To some this might sound like a slippery slope: “you’re no expert!” and “what about misdiagnosis?” and of course these are valid points. There are serious issues with self-diagnosis, like misdiagnosis and jumping to conclusions and at times it can even be dangerous.
But I think self-diagnosis might play a very important role in today’s world.
In reality, we live in an imperfect system: there are months of waiting lists everywhere you turn. Especially with Covid-19, the already strained mental health services have just not been able to withstand the added pressure the pandemic has caused.
But access is critical when we talk about mental health and it is lacking greatly because of the lack of resources within the mental health sector.
So really, it makes sense that people are turning to self-diagnosis. People are feeling the need to be their own advocates – because if not, they simply may not get the help that they need.
You might ask “Does someone’s experience of mental illness matter less without a diagnosis?” No.
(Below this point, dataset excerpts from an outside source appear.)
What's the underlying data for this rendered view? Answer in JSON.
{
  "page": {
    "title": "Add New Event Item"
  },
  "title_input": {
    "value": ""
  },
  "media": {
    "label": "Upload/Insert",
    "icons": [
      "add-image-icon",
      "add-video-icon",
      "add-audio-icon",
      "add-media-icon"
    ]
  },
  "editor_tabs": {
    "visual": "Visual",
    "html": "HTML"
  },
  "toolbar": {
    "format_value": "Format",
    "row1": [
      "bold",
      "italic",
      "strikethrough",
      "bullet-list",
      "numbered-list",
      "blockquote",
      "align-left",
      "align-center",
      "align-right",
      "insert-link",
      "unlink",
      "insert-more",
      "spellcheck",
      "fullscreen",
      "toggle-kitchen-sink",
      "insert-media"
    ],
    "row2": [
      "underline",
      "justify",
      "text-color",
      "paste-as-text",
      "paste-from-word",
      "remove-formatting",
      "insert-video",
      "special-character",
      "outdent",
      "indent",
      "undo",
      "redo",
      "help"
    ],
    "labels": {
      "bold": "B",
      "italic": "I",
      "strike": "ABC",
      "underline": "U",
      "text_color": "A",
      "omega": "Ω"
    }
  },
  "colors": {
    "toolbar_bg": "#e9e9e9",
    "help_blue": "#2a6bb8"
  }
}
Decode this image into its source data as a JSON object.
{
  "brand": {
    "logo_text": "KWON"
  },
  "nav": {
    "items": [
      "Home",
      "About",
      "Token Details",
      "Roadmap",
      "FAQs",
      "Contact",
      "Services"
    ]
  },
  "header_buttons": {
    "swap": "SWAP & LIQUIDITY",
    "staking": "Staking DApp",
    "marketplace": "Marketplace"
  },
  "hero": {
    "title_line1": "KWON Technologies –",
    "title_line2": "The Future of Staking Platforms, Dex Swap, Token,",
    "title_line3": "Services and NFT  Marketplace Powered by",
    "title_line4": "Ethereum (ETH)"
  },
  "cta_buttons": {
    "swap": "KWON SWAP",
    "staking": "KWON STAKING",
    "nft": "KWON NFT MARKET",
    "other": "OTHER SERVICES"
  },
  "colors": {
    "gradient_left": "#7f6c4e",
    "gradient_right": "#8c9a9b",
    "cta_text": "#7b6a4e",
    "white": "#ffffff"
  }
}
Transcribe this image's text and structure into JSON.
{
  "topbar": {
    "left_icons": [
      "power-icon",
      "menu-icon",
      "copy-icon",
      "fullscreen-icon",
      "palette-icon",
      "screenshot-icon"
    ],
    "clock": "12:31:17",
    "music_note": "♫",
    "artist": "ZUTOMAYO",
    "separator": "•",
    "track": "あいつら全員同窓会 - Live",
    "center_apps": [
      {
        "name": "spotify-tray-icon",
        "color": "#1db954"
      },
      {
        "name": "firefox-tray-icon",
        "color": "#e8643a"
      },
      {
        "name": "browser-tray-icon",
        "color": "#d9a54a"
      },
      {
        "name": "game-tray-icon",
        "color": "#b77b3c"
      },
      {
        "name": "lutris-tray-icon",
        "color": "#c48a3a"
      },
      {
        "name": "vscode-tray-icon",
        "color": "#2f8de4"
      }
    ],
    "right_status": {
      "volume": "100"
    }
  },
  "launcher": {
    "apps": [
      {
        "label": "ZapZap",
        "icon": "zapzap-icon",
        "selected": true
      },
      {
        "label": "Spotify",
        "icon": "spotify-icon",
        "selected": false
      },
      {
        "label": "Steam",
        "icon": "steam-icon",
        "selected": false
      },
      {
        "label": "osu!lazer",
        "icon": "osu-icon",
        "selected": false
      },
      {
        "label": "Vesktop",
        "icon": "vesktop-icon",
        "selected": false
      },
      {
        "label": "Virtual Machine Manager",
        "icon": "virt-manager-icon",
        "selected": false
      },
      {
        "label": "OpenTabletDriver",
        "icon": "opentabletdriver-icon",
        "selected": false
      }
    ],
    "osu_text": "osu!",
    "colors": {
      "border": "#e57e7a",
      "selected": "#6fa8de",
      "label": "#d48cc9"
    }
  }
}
Of course not.
“So why do they need it?”
To that I ask another question: “Does it help people understand themselves better and maybe make seeking treatment more likely?”
Yes, it might – that’s why.
I’m not saying “go out and self-diagnose to your heart’s content!” that would be harmful and misleading. It takes years and years of training and studying to be an expert at diagnosis, which is an imperfect science in of itself.
But what I AM trying to say is that we should stop looking down at and judging people who try to self-diagnose. It could be out of necessity and it might even be getting them that step closer to the help that they need. Which is what we want: people getting the help that they need!